Justo cuando no podían entender cómo se estaba desarrollando la situación.

¡BANG!

El sonido unificado de disparos cercanos hace que sus manos tiemblen involuntariamente.

Las pupilas de Magref, que había estado momentáneamente aturdido, temblaron.

"¿Qué está..."

Después de una profunda respiración, Magref gritó con fuerza.

"¡¿Qué diablos está haciendo?! ¡He venido aquí a negociar! ¡¿Está intentando amenazarme?!"

Aunque Magref rugió, Daniel se encogió de hombros como si no entendiera.

"¿Amenaza? Solo ordené prácticas de tiro para mejorar las habilidades de los miembros del batallón."

Ante las palabras de Daniel, Magref contuvo la respiración.

'¿Prácticas de tiro? ¿Está diciendo que son prácticas de tiro mientras mata gente?'

El temblor en sus manos se intensificaba.

'¿Acaso este individuo realmente no tiene corazón?'

Daniel, viendo cómo Magref era consumido por el miedo, continuó con naturalidad.

"Entonces volvamos a nuestra conversación. Sobre cómo el príncipe heredero del Reino de Belmore pudo determinar mi ubicación con exactitud."
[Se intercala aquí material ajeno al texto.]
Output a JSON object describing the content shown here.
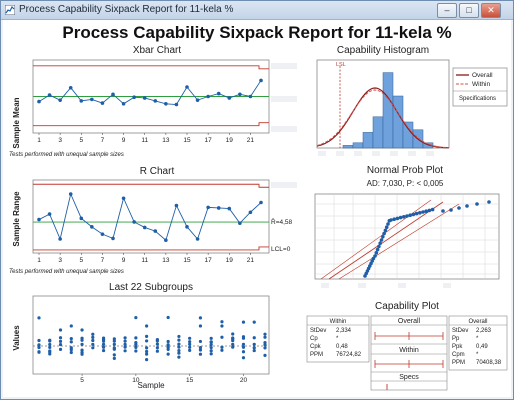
{
  "window": {
    "title": "Process Capability Sixpack Report for 11-kela %",
    "buttons": {
      "minimize": "–",
      "maximize": "□",
      "close": "✕"
    }
  },
  "report_title": "Process Capability Sixpack Report for 11-kela %",
  "notes": {
    "xbar_tests": "Tests performed with unequal sample sizes",
    "r_tests": "Tests performed with unequal sample sizes"
  },
  "colors": {
    "series": "#1f5fa8",
    "center_line": "#2e9e3e",
    "limit": "#c0392b",
    "histogram_bar": "#6fa1dc",
    "histogram_edge": "#2f5f9a",
    "overall_curve": "#8b1a1a",
    "within_curve": "#d0504a",
    "lsl": "#c0392b"
  },
  "chart_data": [
    {
      "type": "line",
      "title": "Xbar Chart",
      "ylabel": "Sample Mean",
      "x_ticks": [
        1,
        3,
        5,
        7,
        9,
        11,
        13,
        15,
        17,
        19,
        21
      ],
      "x": [
        1,
        2,
        3,
        4,
        5,
        6,
        7,
        8,
        9,
        10,
        11,
        12,
        13,
        14,
        15,
        16,
        17,
        18,
        19,
        20,
        21,
        22
      ],
      "values": [
        3.3,
        4.2,
        3.5,
        5.2,
        3.4,
        3.6,
        3.1,
        4.3,
        3.0,
        3.9,
        3.8,
        3.4,
        3.0,
        2.9,
        5.3,
        3.5,
        4.0,
        4.4,
        3.8,
        4.3,
        4.0,
        6.2
      ],
      "center_line": 4.0,
      "ucl": 8.2,
      "lcl": 0.0,
      "ylim": [
        -1,
        9
      ],
      "grid": false
    },
    {
      "type": "line",
      "title": "R Chart",
      "ylabel": "Sample Range",
      "x_ticks": [
        1,
        3,
        5,
        7,
        9,
        11,
        13,
        15,
        17,
        19,
        21
      ],
      "x": [
        1,
        2,
        3,
        4,
        5,
        6,
        7,
        8,
        9,
        10,
        11,
        12,
        13,
        14,
        15,
        16,
        17,
        18,
        19,
        20,
        21,
        22
      ],
      "values": [
        5.0,
        5.9,
        1.8,
        9.2,
        5.2,
        3.8,
        2.6,
        1.9,
        8.5,
        4.6,
        3.7,
        3.1,
        1.6,
        7.3,
        3.8,
        1.8,
        7.0,
        6.9,
        6.8,
        4.4,
        6.2,
        7.8
      ],
      "center_line": 4.58,
      "center_label": "R̄=4,58",
      "ucl": 10.8,
      "lcl": 0,
      "lcl_label": "LCL=0",
      "ylim": [
        -0.5,
        11.5
      ],
      "grid": false
    },
    {
      "type": "scatter",
      "title": "Last 22 Subgroups",
      "xlabel": "Sample",
      "ylabel": "Values",
      "x_ticks": [
        5,
        10,
        15,
        20
      ],
      "grid": false
    },
    {
      "type": "bar",
      "title": "Capability Histogram",
      "lsl_label": "LSL",
      "values": [
        1,
        2,
        6,
        12,
        29,
        20,
        10,
        7,
        2
      ],
      "legend": {
        "position": "top-right",
        "entries": [
          "Overall",
          "Within"
        ],
        "subtitle": "Specifications"
      }
    },
    {
      "type": "scatter",
      "title": "Normal Prob Plot",
      "subtitle": "AD: 7,030, P: < 0,005",
      "grid": true
    },
    {
      "type": "table",
      "title": "Capability Plot",
      "panels": [
        "Overall",
        "Within",
        "Specs"
      ],
      "within": {
        "header": "Within",
        "rows": [
          {
            "label": "StDev",
            "value": "2,334"
          },
          {
            "label": "Cp",
            "value": "*"
          },
          {
            "label": "Cpk",
            "value": "0,48"
          },
          {
            "label": "PPM",
            "value": "76724,82"
          }
        ]
      },
      "overall": {
        "header": "Overall",
        "rows": [
          {
            "label": "StDev",
            "value": "2,263"
          },
          {
            "label": "Pp",
            "value": "*"
          },
          {
            "label": "Ppk",
            "value": "0,49"
          },
          {
            "label": "Cpm",
            "value": "*"
          },
          {
            "label": "PPM",
            "value": "70408,38"
          }
        ]
      }
    }
  ]
}
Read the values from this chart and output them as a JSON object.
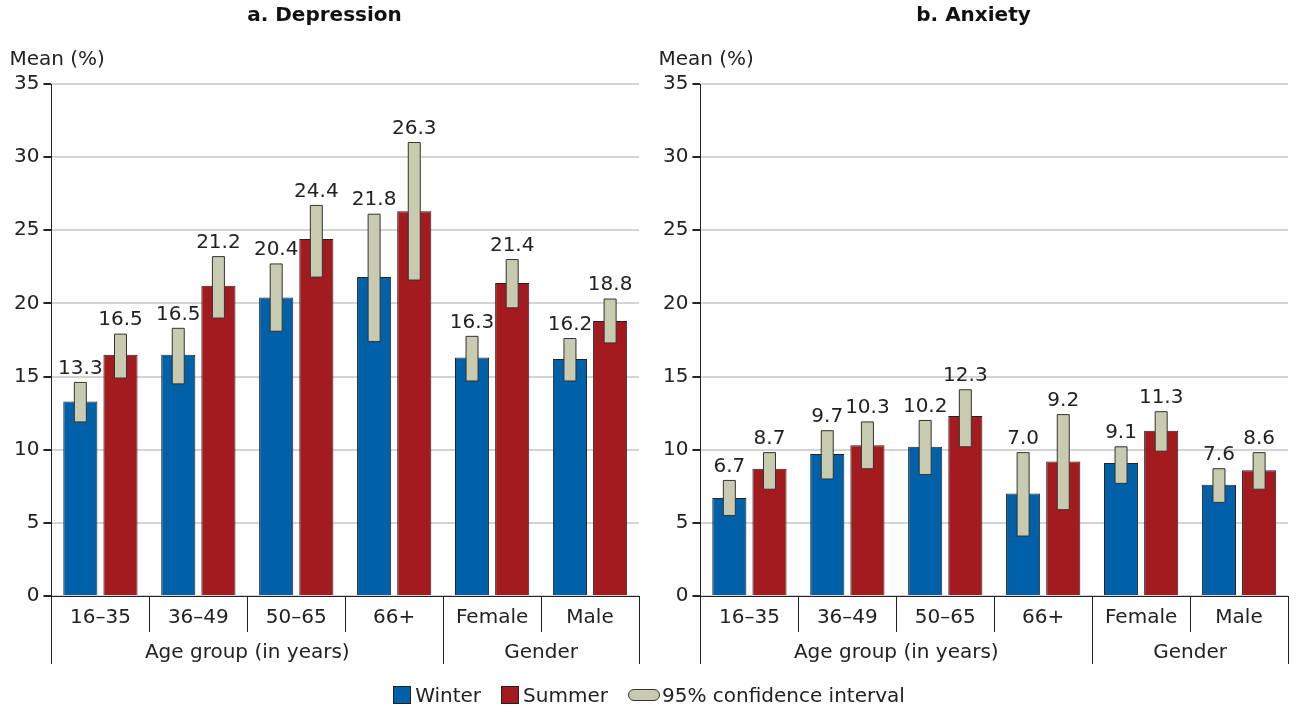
{
  "chart_data": [
    {
      "type": "bar",
      "title": "a. Depression",
      "ylabel": "Mean (%)",
      "categories": [
        "16–35",
        "36–49",
        "50–65",
        "66+",
        "Female",
        "Male"
      ],
      "series": [
        {
          "name": "Winter",
          "color": "#0060a8",
          "values": [
            13.3,
            16.5,
            20.4,
            21.8,
            16.3,
            16.2
          ],
          "value_labels": [
            "13.3",
            "16.5",
            "20.4",
            "21.8",
            "16.3",
            "16.2"
          ],
          "errors": [
            [
              11.9,
              14.6
            ],
            [
              14.5,
              18.3
            ],
            [
              18.1,
              22.7
            ],
            [
              17.4,
              26.1
            ],
            [
              14.7,
              17.75
            ],
            [
              14.7,
              17.6
            ]
          ]
        },
        {
          "name": "Summer",
          "color": "#a31b1f",
          "values": [
            16.5,
            21.2,
            24.4,
            26.3,
            21.4,
            18.8
          ],
          "value_labels": [
            "16.5",
            "21.2",
            "24.4",
            "26.3",
            "21.4",
            "18.8"
          ],
          "errors": [
            [
              14.9,
              17.9
            ],
            [
              19.0,
              23.2
            ],
            [
              21.8,
              26.7
            ],
            [
              21.6,
              31.0
            ],
            [
              19.7,
              23.0
            ],
            [
              17.3,
              20.3
            ]
          ]
        }
      ],
      "ylim": [
        0,
        35
      ],
      "yticks": [
        0,
        5,
        10,
        15,
        20,
        25,
        30,
        35
      ],
      "grid": "y",
      "legend": "bottom",
      "annotations": [
        "Age group (in years)",
        "Gender",
        "95% confidence interval"
      ]
    },
    {
      "type": "bar",
      "title": "b. Anxiety",
      "ylabel": "Mean (%)",
      "categories": [
        "16–35",
        "36–49",
        "50–65",
        "66+",
        "Female",
        "Male"
      ],
      "series": [
        {
          "color": "#0060a8",
          "values": [
            6.7,
            9.7,
            10.2,
            7.0,
            9.1,
            7.6
          ],
          "value_labels": [
            "6.7",
            "9.7",
            "10.2",
            "7.0",
            "9.1",
            "7.6"
          ],
          "errors": [
            [
              5.5,
              7.9
            ],
            [
              8.0,
              11.3
            ],
            [
              8.3,
              12.0
            ],
            [
              4.1,
              9.8
            ],
            [
              7.7,
              10.2
            ],
            [
              6.4,
              8.7
            ]
          ]
        },
        {
          "color": "#a31b1f",
          "values": [
            8.7,
            10.3,
            12.3,
            9.2,
            11.3,
            8.6
          ],
          "value_labels": [
            "8.7",
            "10.3",
            "12.3",
            "9.2",
            "11.3",
            "8.6"
          ],
          "errors": [
            [
              7.3,
              9.8
            ],
            [
              8.7,
              11.9
            ],
            [
              10.2,
              14.1
            ],
            [
              5.9,
              12.4
            ],
            [
              9.9,
              12.6
            ],
            [
              7.3,
              9.8
            ]
          ]
        }
      ],
      "ylim": [
        0,
        35
      ],
      "yticks": [
        0,
        5,
        10,
        15,
        20,
        25,
        30,
        35
      ],
      "grid": "y",
      "annotations": [
        "Age group (in years)",
        "Gender"
      ]
    }
  ]
}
Magref, tragando saliva, dijo:

"...No puedo entender por qué me pregunta eso."

Ante la respuesta de Magref, Daniel asintió y habló por la radio.

"Disparen."

Poco después, los disparos vuelven a resonar.

El sonido era tan horrible que Magref quería taparse los oídos.

Daniel, que observaba fijamente a Magref, presionó el botón de transmisión de la radio.

"Informen los resultados del tiro."

? Todos han dado en el blanco.

"Bien. Prepárense para disparar 100 balas esta vez."

Ante la mención de 100 balas, Magref entreabrió la boca mientras sudaba frío.

El comportamiento de Daniel era tan espantoso que ya no podía mantener la compostura.

Sin embargo, Daniel, aún con una sonrisa, se quitó tranquilamente su gorra de uniforme.

"Bien. Preguntaré una vez más."

Daniel colocó su gorra en la mesa frente al sofá y se sacudió ligeramente las manos.

Inmediatamente después, Daniel miró a Magref y borró la sonrisa de sus labios.

"¿Quién es?"

Como si mirara a una presa acorralada, Daniel, entrecerrando sus ojos agudamente, continuó en voz baja.

"La rata imperial que colaboró con usted."